A guerra tarifária entre EUA e China gerou uma disparada nos fretes marítimos no Brasil nas últimas duas semanas, desde que os países acordaram uma trégua de 90 dias. Em junho, os preços na rota de importação da Ásia para o Brasil deverão chegar a US$ 4 mil por contêiner, segundo dados da consultoria Solve Shipping. O valor é quase quatro vezes maior do que o de abril, quando as tarifas foram anunciadas.
O motivo da disparada é que, com a redução temporária das tarifas, navios e contêineres estão sendo desviados para a rota EUA-China, explicou Leandro Barreto, sócio da Solve Shipping.
Quando as tarifas foram anunciadas, diversas viagens entre EUA e China foram canceladas, e os fretes no mundo caíram. “No primeiro momento, a guerra puxou os fretes para baixo, mas agora há muita carga represada e, em 90 dias, querem passar um elefante por um buraco de agulha. A expectativa é que varejistas dos EUA tentem fazer estoques para o Natal e Black Friday nessa janela, porque não se sabe o que vai vir depois. Então, navios de outras rotas vão ser realocados”, disse.

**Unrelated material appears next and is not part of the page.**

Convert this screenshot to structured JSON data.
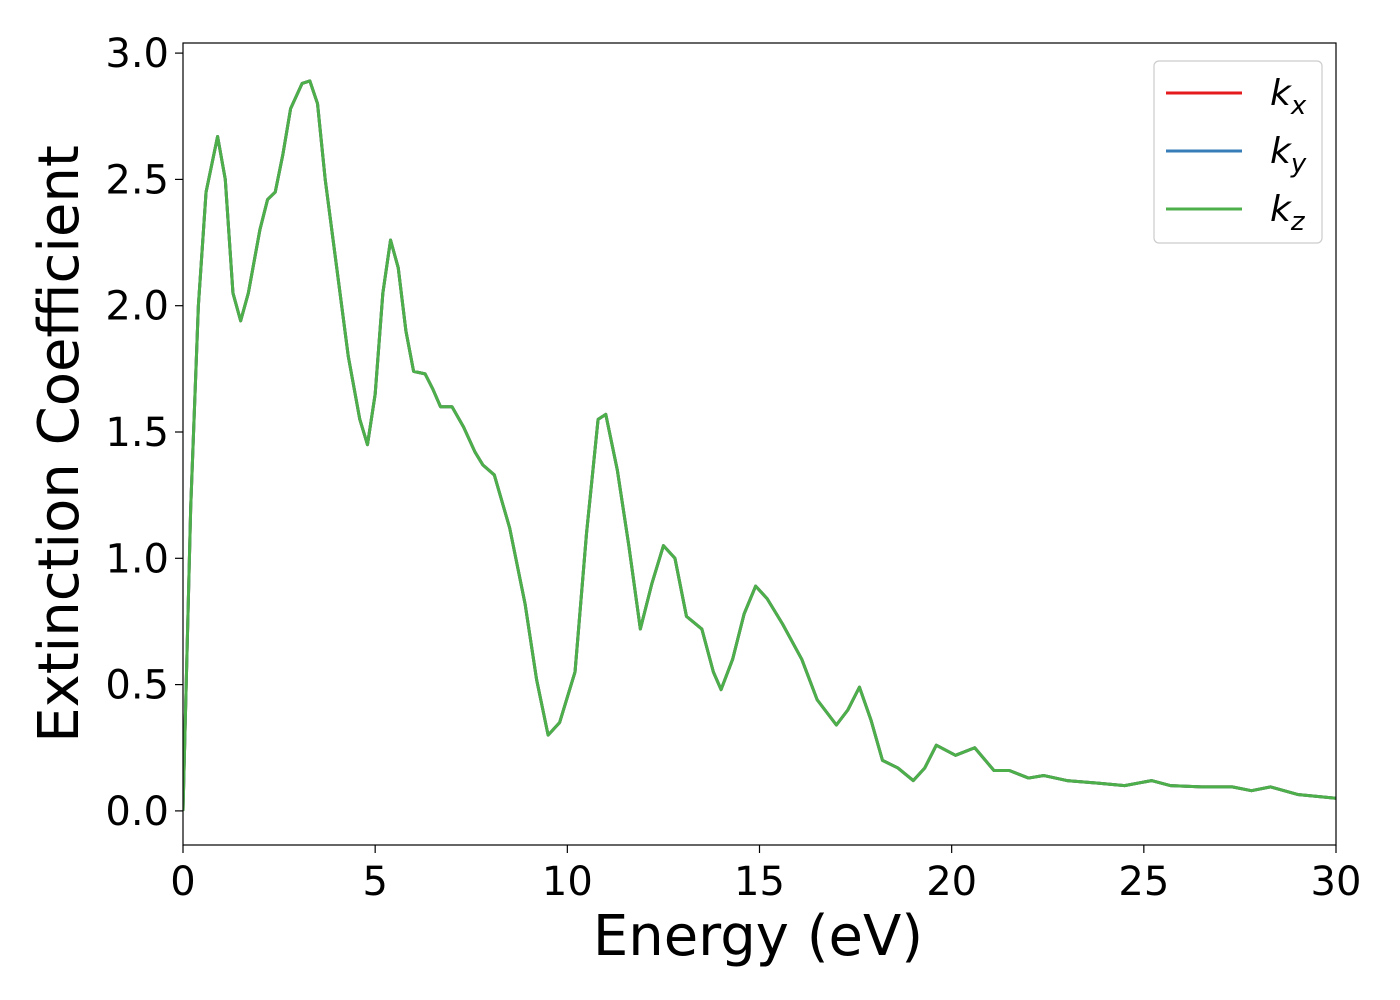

Em apenas uma semana, o frete Ásia-Brasil subiu mais de 100%, chegando a um patamar atual de US$ 3.300 por contêiner, segundo Andrew Lorimer, diretor-executivo da consultoria Datamar. Para ele, o preço seguirá em alta nas próximas semanas
“As empresas de navegação anteciparam o GRI [sigla em inglês para General Rate Increase], que são os aumentos que colocam sobre o frete nos momentos de pico de demanda, que no Brasil acontecem entre julho e setembro, quando as empresas fazem estoques para o Natal”, disse ele.
No mercado, há notícias de alguns “blank sailings” (cancelamento de viagens) por empresas de navegação, o que significa que a capacidade disponível em navios já deverá ser reduzida.
Além disso, a falta de contêineres começa a ser percebida e poderá gerar problemas também para rotas de exportação nessa modalidade, disse Lorimer.
Barreto também alerta para o risco de falta de contêineres, em especial refrigerados. “Nesta época do ano, tradicionalmente já faltam contêineres ‘reefer’, por conta de safras em outras regiões, então isso pode se agravar”, disse. Um possível atenuante seria uma menor demanda no Brasil por conta da crise da gripe aviária, que poderá reduzir as exportações e amenizar a pressão de alta.
A disparada de preços é o primeiro efeito significativo das tarifas sobre fretes no país. Nos primeiros meses do ano, o volume de importações cresceu. No acumulado entre janeiro e abril, houve um crescimento anual de 10,7% nas importações em contêineres, que somaram 1,136 milhões de TEUs (medida equivalente a contêiner de 20 pés), segundo a Datamar.
Na avaliação de David Pinheiro, sócio da Cargo Sapiens, a demanda subiu principalmente a partir do anúncio das tarifas, em abril. “Houve um redirecionamento de exportações chinesas dos EUA a outros mercados, como o Brasil.” Já Lorimer diz que não é possível afirmar que a alta do começo do ano esteja relacionada às tarifas.
A expectativa é que, durante os 90 dias de trégua, os fretes seguirão altos. Para Lorimer, a grande dúvida é como ficará a situação após esse período. “Possivelmente, até lá os acordos comerciais estarão estabelecidos, o que pode suavizar o frete. Mas esse assunto ainda deverá ter idas e vindas.”
Outra variável importante é como ficará a negociação das tarifas entre EUA e Europa, onde os portos já enfrentam congestionamentos devido a outros motivos. “É um mercado grande, e não estão chegando em um acordo, o que gera dúvidas. Hoje há um congestionamento forte na Europa, por conta do nível dos rios, da falta de mão de obra, isso tudo dificulta o contexto todo do frete, agrava a falta de contêineres, de navios e coloca a pressão para cima”, diz Lorimer
Para Pinheiro, é difícil traçar projeções. “A cadeia é tão complexa que seria audacioso prever. Depende não só das tarifas, mas dos volumes, da oferta de navios, de conflitos geopolíticos. O mercado tem sido muito dinâmico.”